The history of the chemical industry in Knottingley dates back to 1877, when Mark Stainsby and his business partner John George Lyon founded the Air Tar Company on land between Weeland Road and the Selby junction of the Aire and Calder Navigation near Bank Dole Lock. They dealt with the refining of crude oil which was transported by barge from Leeds and York before being sent forward to the ports of Goole and Hull for export.

Stainsby and Lyon Tart distillers Knottingley Yorkshire

Further details about the Stainsby & Lyon Company will follow shortly, but for now I would like to give a short extract about the history of Croda Distillates in Knottingley, who were based on the original site of the Stainsby & Lyon Tar Distillery.


The Croda company was formed at Rawcliffe Bridge in Yorkshire back in 1925 with the purpose of manufacturing lanolin.  George Crowe, a ship owner and British expatriate in Greece, was approached by a Mr. Dawe who claimed to have formulated a process for manufacturing lanolin.  Although this process was nothing new on the continent, the idea was new to Britain.  There was already a well established market for lanolin, with the better grades being used in the cosmetics and ointment trade and the darker grades in leather dressings, oils, lubricants and greases.  George Crowe decided to back the idea and a new company, Croda, was formed named after Crowe and Dawe.

A disused water works in Rawcliffe Bridge was acquired by the Crowe Manufacturing Company for the purpose of 'manufacturing grease'. Crowe's nephew, Philip Wood, was installed as Manager of the new site.

Initially, Dawe's process was not a success and it is not clear what became of him.  Philip Wood was left on his own with just a Belgium chemist and two workmen and they persevered with the task until they were eventually successful in producing lanolin and the first three barrels left the works in October 1925.

Those early years were difficult times for the new company and it continued to struggle through the late 1920's until by 1930 its original capital was almost exhausted.  Then, whether by chance or just good fortune, the National Physical Laboratory published an article showing that lanolin was an excellent rust preventive and almost immediately new markets opened up and the company steadily began to grow.  By the time of the outbreak of the Second World War in 1939, the company had formed a thriving export market.  But the effects of the war had a dramatic effect on its existing business which became largely replaced by profitless Government contracts.
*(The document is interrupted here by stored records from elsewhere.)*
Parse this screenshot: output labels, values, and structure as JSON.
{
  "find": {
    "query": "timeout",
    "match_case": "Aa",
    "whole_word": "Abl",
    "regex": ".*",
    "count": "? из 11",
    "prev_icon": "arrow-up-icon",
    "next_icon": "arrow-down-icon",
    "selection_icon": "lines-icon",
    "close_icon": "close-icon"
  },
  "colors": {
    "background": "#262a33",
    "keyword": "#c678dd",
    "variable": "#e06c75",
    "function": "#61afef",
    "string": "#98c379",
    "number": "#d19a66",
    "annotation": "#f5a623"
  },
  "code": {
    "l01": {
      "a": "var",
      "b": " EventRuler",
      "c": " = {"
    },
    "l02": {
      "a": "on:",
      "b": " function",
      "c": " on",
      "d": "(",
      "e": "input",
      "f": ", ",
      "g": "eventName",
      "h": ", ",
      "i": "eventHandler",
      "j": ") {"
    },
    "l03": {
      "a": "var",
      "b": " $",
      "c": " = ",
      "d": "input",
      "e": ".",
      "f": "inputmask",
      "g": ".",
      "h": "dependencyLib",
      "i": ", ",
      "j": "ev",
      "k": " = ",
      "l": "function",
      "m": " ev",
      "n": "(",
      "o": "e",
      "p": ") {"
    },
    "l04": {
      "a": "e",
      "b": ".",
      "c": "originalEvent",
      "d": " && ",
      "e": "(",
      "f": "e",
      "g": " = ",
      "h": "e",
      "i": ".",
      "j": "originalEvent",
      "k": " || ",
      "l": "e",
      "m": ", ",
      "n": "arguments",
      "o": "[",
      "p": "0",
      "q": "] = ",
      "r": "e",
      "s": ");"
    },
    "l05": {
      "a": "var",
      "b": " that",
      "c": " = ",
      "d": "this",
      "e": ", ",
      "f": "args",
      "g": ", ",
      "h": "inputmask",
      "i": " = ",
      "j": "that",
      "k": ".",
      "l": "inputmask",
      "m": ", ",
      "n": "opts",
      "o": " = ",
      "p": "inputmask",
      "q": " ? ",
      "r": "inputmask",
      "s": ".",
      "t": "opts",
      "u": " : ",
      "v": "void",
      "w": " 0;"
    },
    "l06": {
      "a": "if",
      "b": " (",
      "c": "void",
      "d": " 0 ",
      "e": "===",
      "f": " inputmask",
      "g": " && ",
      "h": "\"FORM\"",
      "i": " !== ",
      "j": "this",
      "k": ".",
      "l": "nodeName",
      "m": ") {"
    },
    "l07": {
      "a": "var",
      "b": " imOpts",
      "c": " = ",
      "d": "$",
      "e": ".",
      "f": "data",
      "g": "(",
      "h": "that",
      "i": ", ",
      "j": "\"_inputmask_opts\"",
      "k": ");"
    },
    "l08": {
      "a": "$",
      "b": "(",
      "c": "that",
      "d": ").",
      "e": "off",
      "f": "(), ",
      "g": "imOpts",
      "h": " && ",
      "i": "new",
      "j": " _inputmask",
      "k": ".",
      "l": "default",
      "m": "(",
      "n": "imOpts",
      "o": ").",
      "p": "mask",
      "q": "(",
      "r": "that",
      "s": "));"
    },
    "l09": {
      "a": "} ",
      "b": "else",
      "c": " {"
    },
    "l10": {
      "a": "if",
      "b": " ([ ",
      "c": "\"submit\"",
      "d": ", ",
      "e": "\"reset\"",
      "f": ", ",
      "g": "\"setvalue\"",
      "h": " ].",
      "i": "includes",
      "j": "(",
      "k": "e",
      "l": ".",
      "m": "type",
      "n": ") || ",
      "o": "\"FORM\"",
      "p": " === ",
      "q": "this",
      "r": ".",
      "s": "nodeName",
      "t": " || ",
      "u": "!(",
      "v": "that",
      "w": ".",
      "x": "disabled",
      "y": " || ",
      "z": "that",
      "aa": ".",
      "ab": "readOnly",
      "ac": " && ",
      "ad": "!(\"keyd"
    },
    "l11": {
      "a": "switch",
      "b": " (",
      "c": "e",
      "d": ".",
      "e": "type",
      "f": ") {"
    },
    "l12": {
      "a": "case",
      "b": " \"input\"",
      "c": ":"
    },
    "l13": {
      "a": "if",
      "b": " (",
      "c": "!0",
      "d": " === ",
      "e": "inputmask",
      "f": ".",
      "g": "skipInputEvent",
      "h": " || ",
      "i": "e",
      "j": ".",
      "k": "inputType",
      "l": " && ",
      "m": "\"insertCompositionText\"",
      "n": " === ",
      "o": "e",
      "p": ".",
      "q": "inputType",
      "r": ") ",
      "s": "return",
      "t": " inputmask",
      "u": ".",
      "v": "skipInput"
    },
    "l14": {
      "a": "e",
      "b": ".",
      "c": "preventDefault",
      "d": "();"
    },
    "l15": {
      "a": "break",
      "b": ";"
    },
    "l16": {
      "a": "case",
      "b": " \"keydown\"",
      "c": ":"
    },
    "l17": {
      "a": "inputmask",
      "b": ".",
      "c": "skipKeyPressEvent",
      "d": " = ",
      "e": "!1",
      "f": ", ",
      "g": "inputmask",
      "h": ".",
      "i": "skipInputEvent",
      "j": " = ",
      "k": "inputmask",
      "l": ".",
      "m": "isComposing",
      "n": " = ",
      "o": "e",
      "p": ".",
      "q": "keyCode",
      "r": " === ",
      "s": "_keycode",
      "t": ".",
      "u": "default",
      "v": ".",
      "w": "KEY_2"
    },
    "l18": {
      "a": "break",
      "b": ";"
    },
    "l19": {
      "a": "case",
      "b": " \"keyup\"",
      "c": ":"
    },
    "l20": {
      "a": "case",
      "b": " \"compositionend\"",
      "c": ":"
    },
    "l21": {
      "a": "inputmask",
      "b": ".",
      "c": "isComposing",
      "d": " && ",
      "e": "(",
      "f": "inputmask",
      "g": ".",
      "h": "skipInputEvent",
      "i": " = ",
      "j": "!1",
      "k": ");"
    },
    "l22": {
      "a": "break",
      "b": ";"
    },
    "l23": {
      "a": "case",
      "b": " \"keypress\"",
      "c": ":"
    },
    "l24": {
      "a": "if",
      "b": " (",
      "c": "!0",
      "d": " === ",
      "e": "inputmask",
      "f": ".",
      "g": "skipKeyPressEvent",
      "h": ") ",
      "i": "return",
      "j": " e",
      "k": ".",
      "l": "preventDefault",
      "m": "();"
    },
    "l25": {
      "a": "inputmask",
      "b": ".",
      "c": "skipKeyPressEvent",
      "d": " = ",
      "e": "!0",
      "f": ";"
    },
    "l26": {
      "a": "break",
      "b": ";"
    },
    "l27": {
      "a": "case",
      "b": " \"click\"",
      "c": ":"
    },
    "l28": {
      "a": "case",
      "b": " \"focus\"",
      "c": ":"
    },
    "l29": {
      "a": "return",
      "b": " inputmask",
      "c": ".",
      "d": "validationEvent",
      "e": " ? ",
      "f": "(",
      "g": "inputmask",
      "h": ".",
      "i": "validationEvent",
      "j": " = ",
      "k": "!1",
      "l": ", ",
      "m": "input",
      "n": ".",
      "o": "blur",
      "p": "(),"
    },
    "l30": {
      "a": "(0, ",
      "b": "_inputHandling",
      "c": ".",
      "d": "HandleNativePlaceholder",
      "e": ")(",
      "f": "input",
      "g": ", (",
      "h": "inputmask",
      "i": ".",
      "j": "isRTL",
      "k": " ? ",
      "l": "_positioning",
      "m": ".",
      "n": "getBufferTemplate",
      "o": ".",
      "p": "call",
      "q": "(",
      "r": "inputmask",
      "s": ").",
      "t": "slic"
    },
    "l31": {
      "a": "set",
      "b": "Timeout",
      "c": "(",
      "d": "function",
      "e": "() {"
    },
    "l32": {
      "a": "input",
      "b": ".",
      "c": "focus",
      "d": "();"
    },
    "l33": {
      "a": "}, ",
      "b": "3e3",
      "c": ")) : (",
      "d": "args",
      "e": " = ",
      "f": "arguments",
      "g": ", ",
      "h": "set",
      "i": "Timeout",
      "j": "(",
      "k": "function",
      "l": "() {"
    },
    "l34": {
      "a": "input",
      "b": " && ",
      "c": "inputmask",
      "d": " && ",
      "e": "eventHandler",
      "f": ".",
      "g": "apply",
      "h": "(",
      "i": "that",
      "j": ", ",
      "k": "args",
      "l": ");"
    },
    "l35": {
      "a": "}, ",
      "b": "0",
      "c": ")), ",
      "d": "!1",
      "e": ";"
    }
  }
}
The Company suffered a further blow in 1949 with the premature death of its manager Philip Wood.  The board decided that a committee management should be installed, with Philip Wood's son Frederick being elected to act as sales director. In 1950, Fred was sent to America to start an enterprise there as it had already been recognised that America was a vital market.  The venture was so successful that in 1953 Fred Wood returned to England to take over as managing director of the parent company.

In the mid 1950's Croda had begun to outgrow its existing offices in Snaith and larger premises were required. Cowick Hall, once home to aristocracy, but at that time standing empty and facing demolition would be the solution and Wood immediately saw its potential and felt that such a fine building would make an appropriate visual statement of Croda's achievements. With the combined efforts of the Ministry of Works and Croda, one of England's finest 17th century houses was rescued. In December 1956, Cowick Hall became the new headquarters of the Croda Organisation. Cowick Hall

[above right] 17th century Cowick Hall, headquarters of the Croda company

The 1960's saw the company flourishing. It expanded its product range and set up subsidiaries throughout the world. By 1964 it was decided that the time was right for the company to go public and later, with that accomplished, it embarked on an ambitious programme of acquisitions. Among the more notable ones in our case was the Midland Yorkshire Holdings of which the original Air Tar Company of Stainsby and Lyon had become a part.